Methods: Dapsone nanoparticles were prepared using solvent-antisolvent precipitation method. A Certain amount of drug was dissolved in water-miscible solvent (ethanol or methanol), then this solution was injected at certain speed (ml/min.) into water containing stabilizer. Upon injection, precipitation of Dapsone nanoparticles will occur immediately accompanied with stirring for 30 min. at 50˚C, and then the selective formula is lyophilized. Different formulas of Dapsone nanoparticles were prepared at different polymer types, drug: polymer ratios and different organic solvent types. Characterization of these formulas involve measurement of particle size, particle morphology, saturation solubility, release profile, crystallinity, physical and chemical compatibilities between the drug and involved stabilizers.

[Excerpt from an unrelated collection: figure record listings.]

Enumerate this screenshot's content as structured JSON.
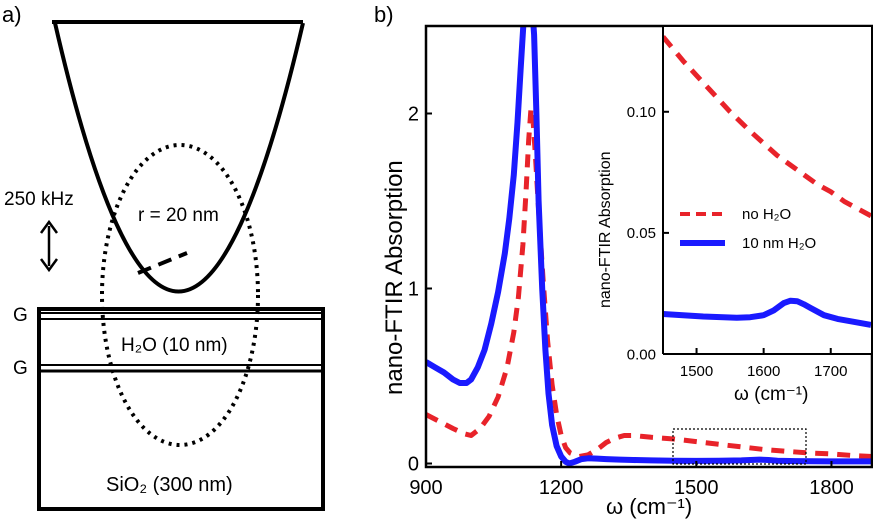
{
  "panel_a": {
    "label": "a)",
    "frequency_label": "250 kHz",
    "radius_label": "r = 20 nm",
    "graphene_top": "G",
    "graphene_bottom": "G",
    "water_label": "H₂O (10 nm)",
    "substrate_label": "SiO₂ (300 nm)"
  },
  "colors": {
    "no_h2o": "#e8232a",
    "h2o": "#1a1aff"
  },
  "chart_data": [
    {
      "type": "line",
      "panel": "b)",
      "title": "",
      "xlabel": "ω (cm⁻¹)",
      "ylabel": "nano-FTIR Absorption",
      "xlim": [
        900,
        1890
      ],
      "ylim": [
        -0.02,
        2.5
      ],
      "xticks": [
        900,
        1200,
        1500,
        1800
      ],
      "xtick_labels": [
        "900",
        "1200",
        "1500",
        "1800"
      ],
      "yticks": [
        0,
        1,
        2
      ],
      "ytick_labels": [
        "0",
        "1",
        "2"
      ],
      "series": [
        {
          "name": "no H₂O",
          "color": "#e8232a",
          "style": "dashed",
          "x": [
            900,
            930,
            960,
            985,
            1000,
            1020,
            1040,
            1060,
            1080,
            1095,
            1105,
            1115,
            1122,
            1128,
            1133,
            1138,
            1143,
            1150,
            1160,
            1170,
            1180,
            1190,
            1200,
            1210,
            1220,
            1240,
            1260,
            1280,
            1300,
            1320,
            1340,
            1360,
            1380,
            1400,
            1450,
            1500,
            1550,
            1600,
            1650,
            1700,
            1750,
            1800,
            1850,
            1890
          ],
          "y": [
            0.28,
            0.24,
            0.2,
            0.17,
            0.16,
            0.2,
            0.27,
            0.38,
            0.55,
            0.75,
            0.95,
            1.25,
            1.55,
            1.85,
            2.03,
            1.95,
            1.75,
            1.45,
            1.05,
            0.7,
            0.45,
            0.28,
            0.16,
            0.09,
            0.06,
            0.04,
            0.05,
            0.08,
            0.12,
            0.145,
            0.16,
            0.16,
            0.155,
            0.15,
            0.14,
            0.125,
            0.11,
            0.095,
            0.08,
            0.07,
            0.06,
            0.055,
            0.045,
            0.04
          ]
        },
        {
          "name": "10 nm H₂O",
          "color": "#1a1aff",
          "style": "solid",
          "x": [
            900,
            920,
            940,
            960,
            975,
            990,
            1000,
            1015,
            1030,
            1045,
            1060,
            1075,
            1085,
            1095,
            1103,
            1110,
            1116,
            1120,
            1124,
            1127,
            1130,
            1133,
            1136,
            1140,
            1145,
            1150,
            1158,
            1165,
            1172,
            1180,
            1190,
            1200,
            1210,
            1218,
            1230,
            1245,
            1260,
            1280,
            1300,
            1330,
            1360,
            1400,
            1450,
            1500,
            1550,
            1600,
            1640,
            1660,
            1680,
            1720,
            1760,
            1800,
            1850,
            1890
          ],
          "y": [
            0.58,
            0.55,
            0.52,
            0.48,
            0.46,
            0.46,
            0.48,
            0.55,
            0.65,
            0.8,
            0.98,
            1.2,
            1.4,
            1.65,
            1.95,
            2.25,
            2.5,
            2.6,
            2.6,
            2.6,
            2.6,
            2.6,
            2.6,
            2.45,
            2.0,
            1.5,
            1.0,
            0.65,
            0.4,
            0.22,
            0.1,
            0.04,
            0.01,
            0.0,
            0.01,
            0.025,
            0.03,
            0.028,
            0.025,
            0.022,
            0.02,
            0.018,
            0.016,
            0.015,
            0.016,
            0.018,
            0.022,
            0.02,
            0.016,
            0.014,
            0.013,
            0.012,
            0.012,
            0.012
          ]
        }
      ]
    },
    {
      "type": "line",
      "panel": "inset",
      "title": "",
      "xlabel": "ω (cm⁻¹)",
      "ylabel": "nano-FTIR Absorption",
      "xlim": [
        1450,
        1760
      ],
      "ylim": [
        0,
        0.135
      ],
      "xticks": [
        1500,
        1600,
        1700
      ],
      "xtick_labels": [
        "1500",
        "1600",
        "1700"
      ],
      "yticks": [
        0,
        0.05,
        0.1
      ],
      "ytick_labels": [
        "0.00",
        "0.05",
        "0.10"
      ],
      "legend": [
        {
          "name": "no H₂O",
          "color": "#e8232a",
          "style": "dashed"
        },
        {
          "name": "10 nm H₂O",
          "color": "#1a1aff",
          "style": "solid"
        }
      ],
      "series": [
        {
          "name": "no H₂O",
          "color": "#e8232a",
          "style": "dashed",
          "x": [
            1450,
            1480,
            1500,
            1520,
            1550,
            1580,
            1600,
            1620,
            1650,
            1680,
            1700,
            1720,
            1740,
            1760
          ],
          "y": [
            0.131,
            0.121,
            0.115,
            0.109,
            0.1,
            0.092,
            0.087,
            0.082,
            0.076,
            0.07,
            0.067,
            0.063,
            0.06,
            0.057
          ]
        },
        {
          "name": "10 nm H₂O",
          "color": "#1a1aff",
          "style": "solid",
          "x": [
            1450,
            1480,
            1510,
            1540,
            1560,
            1580,
            1600,
            1615,
            1630,
            1640,
            1650,
            1660,
            1670,
            1690,
            1710,
            1730,
            1760
          ],
          "y": [
            0.0165,
            0.016,
            0.0155,
            0.0152,
            0.015,
            0.0152,
            0.016,
            0.018,
            0.021,
            0.022,
            0.0218,
            0.0205,
            0.019,
            0.016,
            0.0145,
            0.0135,
            0.012
          ]
        }
      ]
    }
  ]
}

Results: Results show that the best formula of nanoparticle (F3) prepared by dissolving 16.6 mg/ml of Dapsone in ethanol, then 3ml was injected into to a 25 ml of water with PVP (polyvinyl pyrrolidone) as a stabilizer at ratio 1:4 (drug: stabilizer) then lyophilized to obtain nanoparticles. The best formula characterized by particle size around 28.5 nm, poly-dispersity (= 0.009), specific surface area (= 78.18), without physical or chemical incompatibility, and the dissolution rate was significantly higher than that of the raw Dapsone powder.